Honoring Black Immigrants During Black History Month

February 18, 2021

This Black History Month, the Arab-American Family Support Center (AAFSC) is proud to stand alongside our partners, allies, and community members in honoring and recognizing Black communities in New York and across country, whose impact and achievements are embedded in the very fabric of our history. This includes Black immigrants and refugees, who, just like other immigrant populations, influence the development of the U.S.

In January 2021, the inauguration of President Biden ushered in a new wave of immigration reform with the signing of multiple executive orders that aim to create a more humane and equitable immigration system. Black immigrants and refugees are an integral part of this conversation on immigration issues and make up a large fraction of immigrants who have been attacked by cruel policies in the past few years, including the now-defunct Muslim Travel Ban, which targeted Muslims from majority African countries, and the rise of black immigrant deportation by ICE, including 72 Haitians who were deported during the first week of Black History Month.

For many Black immigrants and refugees in the U.S., law enforcement and immigration are two sides of the same cruel coin that are built on anti-Black racism.

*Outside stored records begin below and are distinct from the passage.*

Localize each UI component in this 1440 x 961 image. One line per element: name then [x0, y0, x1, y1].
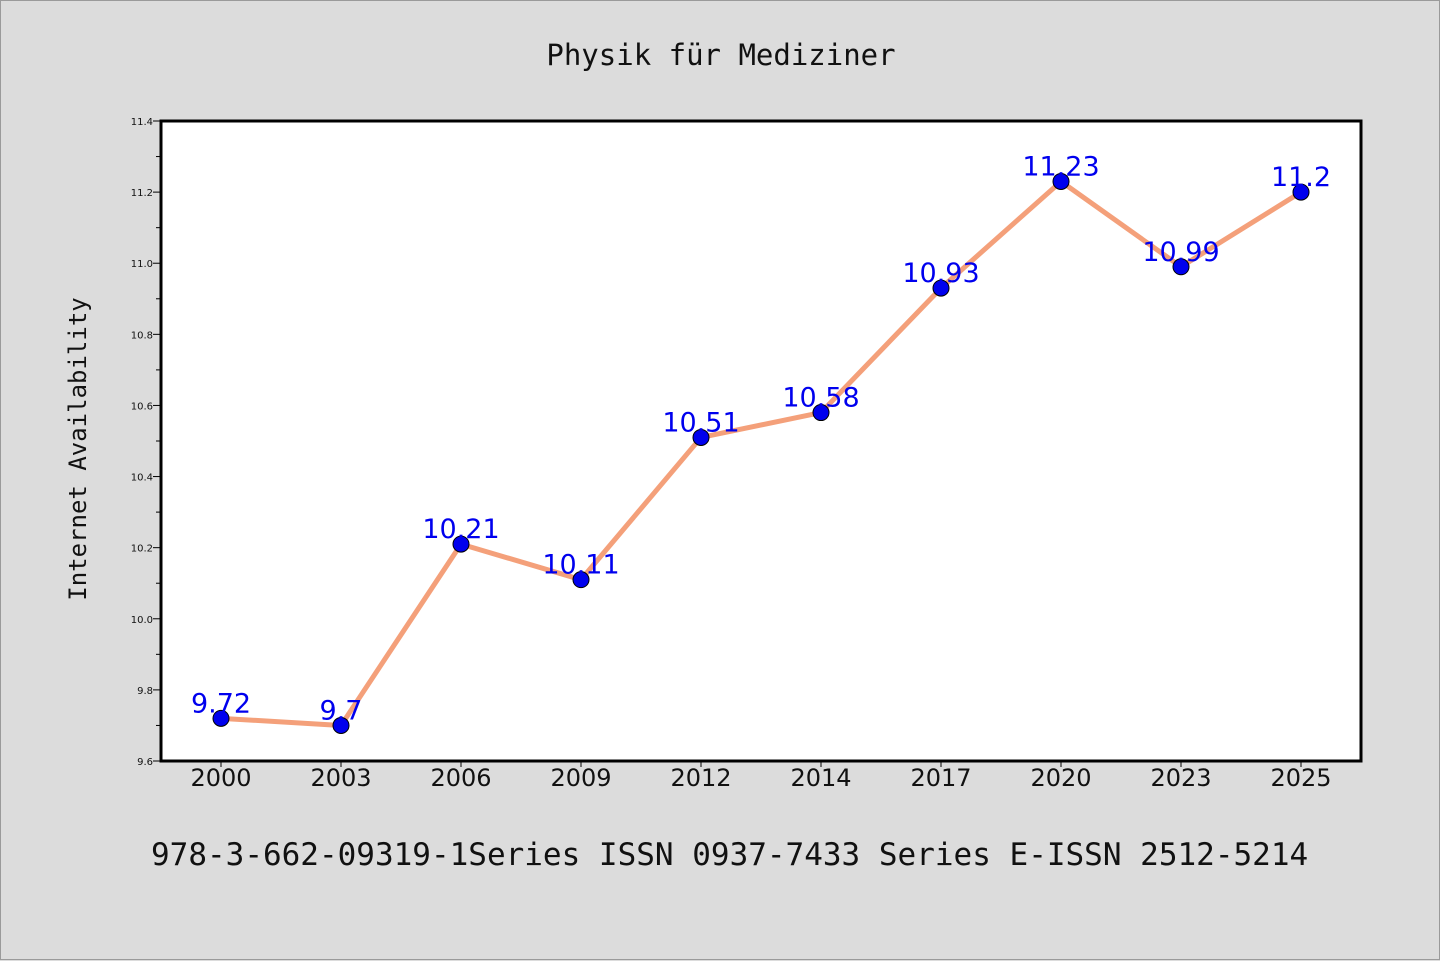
- y-tick-label: 10.0: [131, 615, 153, 626]
- data-label: 10.58: [782, 383, 859, 414]
- x-tick-label: 2017: [910, 764, 971, 792]
- data-point: [692, 428, 710, 446]
- y-tick-label: 10.4: [131, 473, 153, 484]
- x-axis: 2000 2003 2006 2009 2012 2014 2017 2020 2023 2025: [190, 761, 1332, 792]
- data-label: 10.99: [1142, 237, 1219, 268]
- data-label: 10.11: [542, 550, 619, 581]
- data-point: [212, 709, 230, 727]
- data-point: [812, 404, 830, 422]
- data-label: 11.23: [1022, 151, 1099, 182]
- x-tick-label: 2003: [310, 764, 371, 792]
- x-tick-label: 2020: [1030, 764, 1091, 792]
- y-tick-label: 11.0: [131, 259, 153, 270]
- series-line: [218, 178, 1304, 728]
- data-label: 9.7: [320, 695, 363, 726]
- data-label: 10.51: [662, 407, 739, 438]
- y-tick-label: 10.8: [131, 330, 153, 341]
- series-layer: 9.72 9.7 10.21 10.11 10.51 10.58 10.93 11.23 10.…: [191, 151, 1331, 734]
- data-point: [332, 716, 350, 734]
- data-point: [572, 571, 590, 589]
- footer-isbn-text: 978-3-662-09319-1Series ISSN 0937-7433 S…: [151, 837, 1308, 873]
- x-tick-label: 2023: [1150, 764, 1211, 792]
- chart-title: Physik für Mediziner: [546, 38, 895, 72]
- y-axis-label: Internet Availability: [64, 297, 92, 600]
- y-tick-label: 10.6: [131, 401, 153, 412]
- y-tick-label: 10.2: [131, 544, 153, 555]
- data-point: [1172, 258, 1190, 276]
- x-tick-label: 2025: [1270, 764, 1331, 792]
- x-tick-label: 2012: [670, 764, 731, 792]
- x-tick-label: 2006: [430, 764, 491, 792]
- data-point: [1052, 172, 1070, 190]
- x-tick-label: 2014: [790, 764, 851, 792]
- x-tick-label: 2000: [190, 764, 251, 792]
- x-tick-label: 2009: [550, 764, 611, 792]
- data-label: 10.21: [422, 514, 499, 545]
- data-label: 10.93: [902, 258, 979, 289]
- plot-border: [159, 119, 1363, 763]
- y-axis: 9.6 9.8 10.0 10.2 10.4 10.6 10.8 11.0 11.2 11.4: [131, 117, 161, 768]
- y-tick-label: 11.4: [131, 117, 153, 128]
- data-label: 9.72: [191, 688, 251, 719]
- data-point: [1292, 183, 1310, 201]
- plot-area: [161, 121, 1361, 761]
- y-tick-label: 9.6: [137, 757, 153, 768]
- data-point: [452, 535, 470, 553]
- data-label: 11.2: [1271, 162, 1331, 193]
- y-tick-label: 11.2: [131, 188, 153, 199]
- data-point: [932, 279, 950, 297]
- y-tick-label: 9.8: [137, 686, 153, 697]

Because of this, Black immigrants are subjected to increased policing and, despite only making up around 7 percent of the non-citizen population, represent over 20 percent of those in deportation proceedings on criminal grounds.

Photograph: Jim Watson/AFP/Getty Images

AAFSC is committed to continuing working with our partners to ensure all immigrants and refugees, including Black immigrants and refugees, are protected and remain safe with their families. This cannot happen without swift action from our elected officials. We urge the new federal administration to work quickly to end the wrongful deportations of vulnerable communities, eliminate detention centers that keep families separated, and address the framework of anti-Black racism that the U.S. immigration system was built on.

In addition to our activism, AAFSC is proud to embed Black History Month discussions into our Get Ready initiatives to build bridges between different marginalized communities and honor shared experiences. Like past years, our Readiness Program and Young Adult Programs have prioritized Black History Month conversations, reflections, and activities to ensure our program participants have a holistic curriculum and space to grow as community members committed to social justice.

At AAFSC, we value the connections we have built with Black organizations, elected officials, and community members. Our organization stands strictly against racism, colorism, classism, segregation, homophobiaxenophobia, sectarianism, sexism, ableism, ageism and all other forms of oppression. AAFSC recognizes the importance of allyship and is joining the Movement for Black Lives, LGBTQIA+ community members, and all those who experience othering in solidarity and collective action. We look forward to building on the promising foundation introduced by the new administration that will build a safer New York and United States for all immigrants and refugees.